Unifor President Jerry Dias was unanimously elected for a second three-year term as head of the country’s largest trade union at the organization’s second convention late last month in Ottawa. I recently had an opportunity to sit down with Dias for a one-on-one discussion for the second time.
Our first meeting came just as he was beginning his first term in 2013. Much has changed in those intervening three years, but one thing has remained constant – Dias’s passion and desire to succeed. He’s an incredibly intelligent man, whose memory is astounding, having recalled not only where we met but virtually everything we talked about. That’s beyond impressive for a man who’s had hundreds, if not thousands, of interviews and meetings. Manufacturing, and especially the auto industry, is in a state of uncertainty. Having seen Dias in action and talking with him face to face, there’s nobody more qualified to stand up and fight for the rights of Canadian workers.

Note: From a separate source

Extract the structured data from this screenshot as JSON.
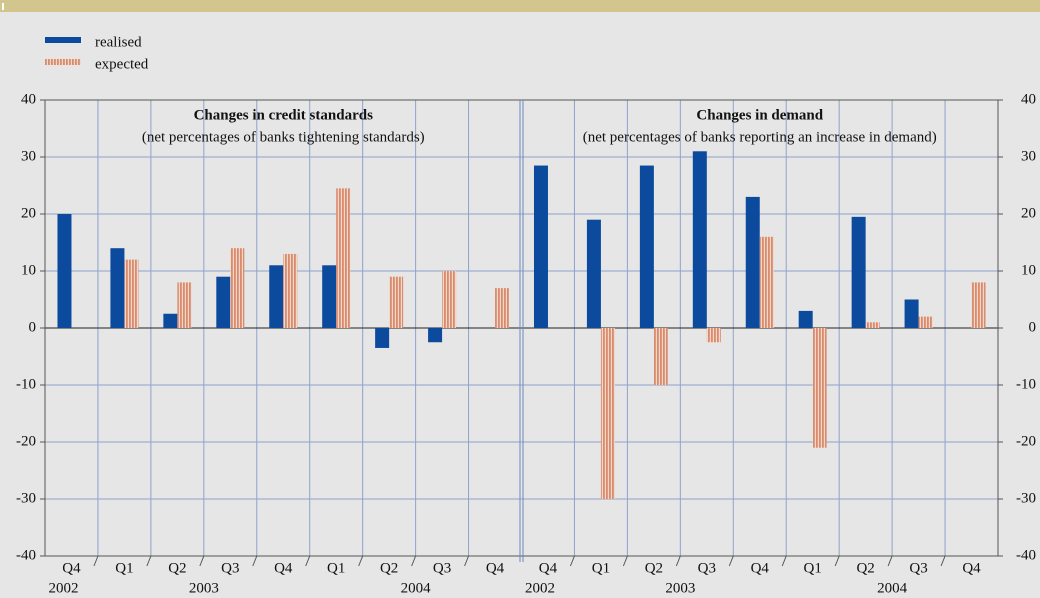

A recent report by the Fraser Institute reveals the average Canadian family paid more than $34,000 in taxes last year, including “hidden” business taxes that are passed along in the price of goods and services purchased. The study’s authors conclude visible and hidden taxes would have been equal to 42.4% of the cash income for an average Canadian family in 2015, estimated at just over $80,000. By comparison, the study estimates the average Canadian family spent in excess of $30,000 on housing, food and clothing last year — about 38% of the family’s total cash income.
Just as Apple Inc. seemed to be ripening with increased stock investments it then had a huge bite taken out of it. The good news is that Warren Buffett’s Berkshire Hathaway has increased its stake in the hi-tech company by 55%, boosting its bet on the iPhone and iPod maker. The bad news is that Apple was then whacked with a fine approaching $15 billion U.S. by the European Union for a huge unpaid tax bill in Ireland. Apparently the loophole wasn’t as tightly sealed as presumed.
Now that Yahoo has been sold to Verizon for about $5 billion changes are all but certain. Yahoo is being amalgamated with AOL, another faded internet star from yesteryear.
Did you know?… Yahoo! was once valued at $125 billion at the height of the dotcom boom. Years later Microsoft offered $45 billion, but the bid was flatly rejected – for being too low.